Court File and Parties
COURT FILE NO.: CV-19-00000061-0000
DATE: 20210604
SUPERIOR COURT OF JUSTICE – ONTARIO
BETWEEN: Brian Forrester and Township of Drummond/North Elmsley and Peder Jensen Krogh and Maida Elizabeth Murray
BEFORE: Honourable Mr. Justice Martin James
COUNSEL: Mark A. Fendley, for the Applicant Roberto Ghignone, for the Respondent Township of Drummond/North Elmsley James D. Wilson, for the Respondents Peder Jensen Krogh and Maida Elizabeth Murray
HEARD: By written submissions
COSTS ENDORSEMENT
James J.
[1] The Respondents were successful in relation to an Application by the Applicant for the declaration for a public highway. The Township was represented separately from the individual Respondents. The Respondents shared similar but not identical interests. The Township was opposed to the possibility to acquiring a public highway that it didn’t want, and the individual Respondents would have suffered the bifurcation of a large section of their property if the Applicant had been successful.

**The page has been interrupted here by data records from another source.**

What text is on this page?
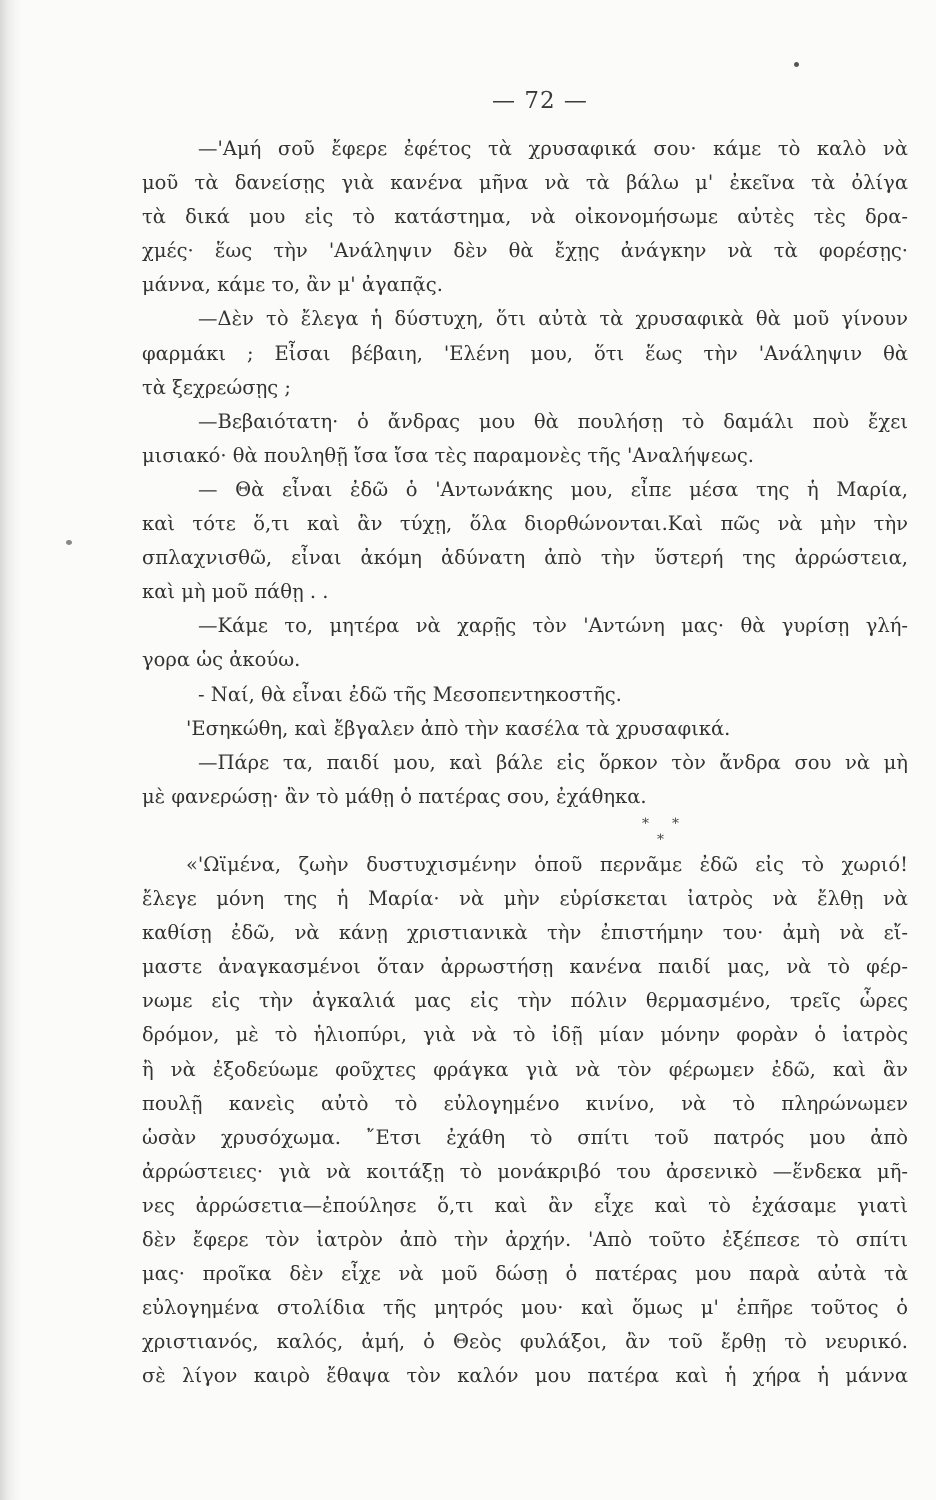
— 72 —
—'Αμή σοῦ ἔφερε ἐφέτος τὰ χρυσαφικά σου· κάμε τὸ καλὸ νὰ
μοῦ τὰ δανείσῃς γιὰ κανένα μῆνα νὰ τὰ βάλω μ' ἐκεῖνα τὰ ὀλίγα
τὰ δικά μου εἰς τὸ κατάστημα, νὰ οἰκονομήσωμε αὐτὲς τὲς δρα-
χμές· ἕως τὴν 'Ανάληψιν δὲν θὰ ἔχῃς ἀνάγκην νὰ τὰ φορέσῃς·
μάννα, κάμε το, ἂν μ' ἀγαπᾷς.
—Δὲν τὸ ἔλεγα ἡ δύστυχη, ὅτι αὐτὰ τὰ χρυσαφικὰ θὰ μοῦ γίνουν
φαρμάκι ; Εἶσαι βέβαιη, 'Ελένη μου, ὅτι ἕως τὴν 'Ανάληψιν θὰ
τὰ ξεχρεώσῃς ;
—Βεβαιότατη· ὁ ἄνδρας μου θὰ πουλήσῃ τὸ δαμάλι ποὺ ἔχει
μισιακό· θὰ πουληθῇ ἴσα ἴσα τὲς παραμονὲς τῆς 'Αναλήψεως.
— Θὰ εἶναι ἐδῶ ὁ 'Αντωνάκης μου, εἶπε μέσα της ἡ Μαρία,
καὶ τότε ὅ,τι καὶ ἂν τύχῃ, ὅλα διορθώνονται.Καὶ πῶς νὰ μὴν τὴν
σπλαχνισθῶ, εἶναι ἀκόμη ἀδύνατη ἀπὸ τὴν ὕστερή της ἀρρώστεια,
καὶ μὴ μοῦ πάθῃ . .
—Κάμε το, μητέρα νὰ χαρῇς τὸν 'Αντώνη μας· θὰ γυρίσῃ γλή-
γορα ὡς ἀκούω.
- Ναί, θὰ εἶναι ἐδῶ τῆς Μεσοπεντηκοστῆς.
'Εσηκώθη, καὶ ἔβγαλεν ἀπὸ τὴν κασέλα τὰ χρυσαφικά.
—Πάρε τα, παιδί μου, καὶ βάλε εἰς ὅρκον τὸν ἄνδρα σου νὰ μὴ
μὲ φανερώσῃ· ἂν τὸ μάθῃ ὁ πατέρας σου, ἐχάθηκα.
* *
*
«'Ωϊμένα, ζωὴν δυστυχισμένην ὁποῦ περνᾶμε ἐδῶ εἰς τὸ χωριό!
ἔλεγε μόνη της ἡ Μαρία· νὰ μὴν εὑρίσκεται ἰατρὸς νὰ ἔλθῃ νὰ
καθίσῃ ἐδῶ, νὰ κάνῃ χριστιανικὰ τὴν ἐπιστήμην του· ἀμὴ νὰ εἴ-
μαστε ἀναγκασμένοι ὅταν ἀρρωστήσῃ κανένα παιδί μας, νὰ τὸ φέρ-
νωμε εἰς τὴν ἀγκαλιά μας εἰς τὴν πόλιν θερμασμένο, τρεῖς ὧρες
δρόμον, μὲ τὸ ἡλιοπύρι, γιὰ νὰ τὸ ἰδῇ μίαν μόνην φορὰν ὁ ἰατρὸς
ἢ νὰ ἐξοδεύωμε φοῦχτες φράγκα γιὰ νὰ τὸν φέρωμεν ἐδῶ, καὶ ἂν
πουλῇ κανεὶς αὐτὸ τὸ εὐλογημένο κινίνο, νὰ τὸ πληρώνωμεν
ὡσὰν χρυσόχωμα. ῎Ετσι ἐχάθη τὸ σπίτι τοῦ πατρός μου ἀπὸ
ἀρρώστειες· γιὰ νὰ κοιτάξῃ τὸ μονάκριβό του ἀρσενικὸ —ἕνδεκα μῆ-
νες ἀρρώσετια—ἐπούλησε ὅ,τι καὶ ἂν εἶχε καὶ τὸ ἐχάσαμε γιατὶ
δὲν ἔφερε τὸν ἰατρὸν ἀπὸ τὴν ἀρχήν. 'Απὸ τοῦτο ἐξέπεσε τὸ σπίτι
μας· προῖκα δὲν εἶχε νὰ μοῦ δώσῃ ὁ πατέρας μου παρὰ αὐτὰ τὰ
εὐλογημένα στολίδια τῆς μητρός μου· καὶ ὅμως μ' ἐπῆρε τοῦτος ὁ
χριστιανός, καλός, ἀμή, ὁ Θεὸς φυλάξοι, ἂν τοῦ ἔρθῃ τὸ νευρικό.
σὲ λίγον καιρὸ ἔθαψα τὸν καλόν μου πατέρα καὶ ἡ χήρα ἡ μάννα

[2] The Respondent Township submitted a bill of costs for $38,545.01 on a full recovery basis and $23,127 on a partial indemnity basis at the rate of 60% of their counsel’s actual rate.
[3] The Respondents Peder Jensen Krogh and Maida Elizabeth Murray submitted a bill of costs claiming $32,860.40 on a full indemnity basis and $20,616.98 on a partial indemnity basis at the rate of 60% of their counsel’s actual rate.
[4] The Township seeks recovery on a partial indemnity rate. The individual Respondents seek recovery on a full indemnity basis on the grounds that the Applicant attempted to deprive these Respondents of significant property rights.
[5] The Applicant says the costs claimed by the Respondents are inordinately high and for comparative purposes, indicates that the Applicant’s total costs were about $12,000, significantly less than the costs alleged to have been incurred by the Respondents.
[6] The Applicant says that there was considerable overlap in the positions taken by the Respondents and that awarding two full sets of costs would not be appropriate.
[7] The Applicant says that the decision has the effect of depressing the economic value of his land because it means that his access to his land is by water only. Although there was not a great deal of evidence on this point, I understand that when the Applicant acquired his property, the section on the north side of the Mississippi River was accessible by water only so I do not accept the contention that the value of the land became depressed as a result of the decision on this Application.
[8] The Applicant rightly points out that determining the costs payable by the unsuccessful party is not a mechanical exercise where the hours spent are tallied and a total derived from an arithmetical equation. Costs must be reasonable and proportionate and reflect what an unsuccessful party might reasonably have anticipated to pay.
[9] In my view, the Applicant should reasonably have expected to incur substantial costs exposure in the event his Application was unsuccessful. The case necessitated a careful examination of an extensive historical record, involved moderately complex legal issues and the issues were important to both sets of Respondents. The Respondents put a lot of effort into defending their positions and this is reflected in their costs claims which should not come as a surprise to the Applicant.
[10] There is no rule that multiple Respondents must be represented by one lawyer, even if they are not adverse in interest. Separately represented Respondents are entitled to separate costs awards, so long as each set of costs is reasonable and proportionate. The Township and the individual Respondents both filed extensive reply documentation that addressed their specific concerns.
[11] The issue of a historical public highway in this location was investigated previously by the Township and it is likely that the results of this investigation were known to the Applicant through his contact with Mr. Fairchild, to whom the Township sent correspondence on this issue in 1988. If this assumption is correct, it would have been reasonably apparent to the Applicant that there was a risk that the uncertainties identified by the Township in 1988 would re-surface if the matter was litigated.
[12] The Township utilized the services of both senior and junior counsel. The decision to have assistance from junior counsel depends on the nature and complexity of the proceeding and the amount at stake. Having junior counsel on a file is not an unusual situation but when time comes to assess the costs payable by an unsuccessful litigant who has not had an opportunity to provide input into the decision for two lawyers to work on a file, proportionality considerations become more prominent.
[13] In the result, I find that an appropriate amount for costs for the Respondent Township of Drummond/North Elmsley is $19,000 inclusive of fees and disbursements plus applicable HST.
[14] As for the individual Respondents, I am not persuaded that this is an appropriate case for substantial indemnity costs. Cost awards at the substantial indemnity rate of recovery tend to be reserved for situations where the costs consequences of a Rule 49 written offer to settle are engaged or where a party has engaged in discreditable conduct that warrants sanction by the court. Neither of those factors is present here. Accordingly, I find that an appropriate amount for the costs of these Respondents is $17,000 inclusive of fees and disbursements plus applicable HST.
[15] Both sets of costs are payable by the Applicant forthwith.